I started with Prunella Clough's 'Wire and Demolition.' It brings to mind the remnants of houses , wallpaper and wires exposed to the elements, sometimes suspended in midair. The underlying beige canvas showed through the background suggestive of rough plaster and bricks with lots of splattering, scrapes and brush marks but very subtle. You can't make out the individual strands of the 'wires' some of the negative shapes echoing the brickwork.
Many paintings work just as well as a black and white tonal study ( see the John Piper further down) but the bright colour here makes it much more exciting with the dual focal points and the way your eye travels around the painting.
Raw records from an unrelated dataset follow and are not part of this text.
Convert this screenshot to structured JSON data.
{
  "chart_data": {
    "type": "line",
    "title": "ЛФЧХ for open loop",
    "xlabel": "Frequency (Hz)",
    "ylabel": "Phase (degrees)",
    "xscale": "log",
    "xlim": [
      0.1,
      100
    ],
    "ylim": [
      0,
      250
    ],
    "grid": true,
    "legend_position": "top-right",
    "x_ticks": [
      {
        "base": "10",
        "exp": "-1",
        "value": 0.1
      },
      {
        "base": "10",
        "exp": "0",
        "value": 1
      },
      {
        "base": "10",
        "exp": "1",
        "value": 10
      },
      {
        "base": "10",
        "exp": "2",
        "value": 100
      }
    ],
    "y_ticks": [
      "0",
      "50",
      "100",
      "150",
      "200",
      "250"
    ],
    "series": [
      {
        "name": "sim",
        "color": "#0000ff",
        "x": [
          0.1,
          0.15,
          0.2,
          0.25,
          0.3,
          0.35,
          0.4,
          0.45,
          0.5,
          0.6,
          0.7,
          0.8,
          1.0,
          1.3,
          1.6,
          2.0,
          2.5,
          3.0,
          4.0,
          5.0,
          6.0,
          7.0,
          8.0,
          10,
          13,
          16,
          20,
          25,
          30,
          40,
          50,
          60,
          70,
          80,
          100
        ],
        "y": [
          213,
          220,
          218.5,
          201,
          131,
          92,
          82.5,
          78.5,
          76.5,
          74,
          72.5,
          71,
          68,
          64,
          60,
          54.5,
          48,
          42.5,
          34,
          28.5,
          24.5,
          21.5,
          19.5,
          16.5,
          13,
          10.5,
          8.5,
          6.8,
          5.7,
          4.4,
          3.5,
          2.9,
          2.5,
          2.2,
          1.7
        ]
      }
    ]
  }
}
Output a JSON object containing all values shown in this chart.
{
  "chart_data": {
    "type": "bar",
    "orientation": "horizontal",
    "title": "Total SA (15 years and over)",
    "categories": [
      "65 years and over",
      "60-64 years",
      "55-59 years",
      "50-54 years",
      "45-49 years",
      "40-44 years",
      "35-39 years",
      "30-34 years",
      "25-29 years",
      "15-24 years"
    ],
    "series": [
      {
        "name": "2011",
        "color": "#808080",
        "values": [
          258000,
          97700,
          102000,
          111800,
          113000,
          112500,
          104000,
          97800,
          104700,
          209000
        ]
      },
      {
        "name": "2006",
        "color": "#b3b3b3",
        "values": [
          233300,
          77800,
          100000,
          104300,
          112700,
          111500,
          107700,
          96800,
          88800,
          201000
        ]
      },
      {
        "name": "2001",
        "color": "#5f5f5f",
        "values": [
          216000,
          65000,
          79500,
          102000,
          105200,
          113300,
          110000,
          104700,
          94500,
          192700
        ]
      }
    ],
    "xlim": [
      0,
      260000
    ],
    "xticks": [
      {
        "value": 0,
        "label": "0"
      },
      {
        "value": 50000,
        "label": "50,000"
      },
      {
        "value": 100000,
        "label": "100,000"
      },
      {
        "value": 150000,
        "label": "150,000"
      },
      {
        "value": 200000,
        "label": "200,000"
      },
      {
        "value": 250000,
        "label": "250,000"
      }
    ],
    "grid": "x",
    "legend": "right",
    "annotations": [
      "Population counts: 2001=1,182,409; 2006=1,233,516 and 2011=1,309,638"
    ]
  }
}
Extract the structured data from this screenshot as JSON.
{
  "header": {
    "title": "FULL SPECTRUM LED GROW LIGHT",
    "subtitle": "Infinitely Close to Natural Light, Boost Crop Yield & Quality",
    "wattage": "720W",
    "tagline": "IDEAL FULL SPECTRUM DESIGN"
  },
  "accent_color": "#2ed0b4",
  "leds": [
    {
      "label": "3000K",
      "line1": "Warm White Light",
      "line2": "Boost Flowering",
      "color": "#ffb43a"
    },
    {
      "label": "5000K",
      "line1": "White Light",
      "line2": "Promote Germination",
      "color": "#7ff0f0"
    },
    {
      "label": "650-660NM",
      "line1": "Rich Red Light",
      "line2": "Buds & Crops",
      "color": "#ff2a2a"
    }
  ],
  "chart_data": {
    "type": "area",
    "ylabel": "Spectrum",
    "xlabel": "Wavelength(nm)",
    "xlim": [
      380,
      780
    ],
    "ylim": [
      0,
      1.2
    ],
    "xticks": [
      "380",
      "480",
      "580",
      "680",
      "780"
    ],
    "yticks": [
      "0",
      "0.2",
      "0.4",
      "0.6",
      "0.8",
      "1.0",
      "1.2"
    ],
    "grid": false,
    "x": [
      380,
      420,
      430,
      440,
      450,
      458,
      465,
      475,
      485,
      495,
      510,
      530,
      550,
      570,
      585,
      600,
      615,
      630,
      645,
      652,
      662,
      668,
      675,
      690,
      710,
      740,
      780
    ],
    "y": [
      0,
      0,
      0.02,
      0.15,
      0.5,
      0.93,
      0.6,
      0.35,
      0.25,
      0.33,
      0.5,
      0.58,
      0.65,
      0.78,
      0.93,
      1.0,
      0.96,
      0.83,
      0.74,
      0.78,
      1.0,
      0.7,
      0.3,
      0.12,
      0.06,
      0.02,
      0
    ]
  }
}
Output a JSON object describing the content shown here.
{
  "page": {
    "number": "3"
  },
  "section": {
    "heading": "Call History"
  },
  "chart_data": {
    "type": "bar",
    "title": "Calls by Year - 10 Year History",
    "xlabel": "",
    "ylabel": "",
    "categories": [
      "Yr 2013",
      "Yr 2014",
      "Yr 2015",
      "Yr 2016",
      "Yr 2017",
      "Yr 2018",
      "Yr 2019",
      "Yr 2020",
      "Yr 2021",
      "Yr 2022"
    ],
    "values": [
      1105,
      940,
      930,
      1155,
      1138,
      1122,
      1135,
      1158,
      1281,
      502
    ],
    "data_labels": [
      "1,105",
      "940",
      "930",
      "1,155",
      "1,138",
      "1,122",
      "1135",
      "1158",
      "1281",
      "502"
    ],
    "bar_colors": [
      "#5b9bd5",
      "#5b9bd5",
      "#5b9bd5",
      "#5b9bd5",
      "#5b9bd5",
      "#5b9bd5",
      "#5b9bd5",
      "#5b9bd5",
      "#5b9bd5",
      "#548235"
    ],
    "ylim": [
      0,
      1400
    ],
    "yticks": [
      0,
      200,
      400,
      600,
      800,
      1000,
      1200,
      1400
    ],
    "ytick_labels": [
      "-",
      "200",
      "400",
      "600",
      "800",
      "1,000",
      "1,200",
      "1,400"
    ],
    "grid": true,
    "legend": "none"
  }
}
I spent so long with this one, the rest were a bit rushed. Next was Wilhelmina Barnes-Graham 'Glacier Crystal Grindwaald' The multiple viewpoints and different ways the paint was used to indicate solidity and transparency was masterful. Trying to sketch it was difficult, so many lines and overlapping shapes along with interesting repetition of colours .
An even briefer look at John Pipers' St Mary in Bristol' , great composition, strong contrast with dark and light, variation in brushstrokes and mark and the use of colour
The painting I didn't like ( because of it's subject matter ) was FN Zouza 'Crucifixion' but it was certainly a powerful ,raw , jagged depiction with the use of paint reflecting the deeply disturbing subject matter.
Nearby was this Terry Frost piece which someone else was drawing otherwise I would have chosen it as one of my favourites
Meanwhile I've been playing with different ways I might interpret mussels and limpets on a monumental scale, combining photos with aquatints or indigo shibori.
So much art and inspiration spinning round in my head !!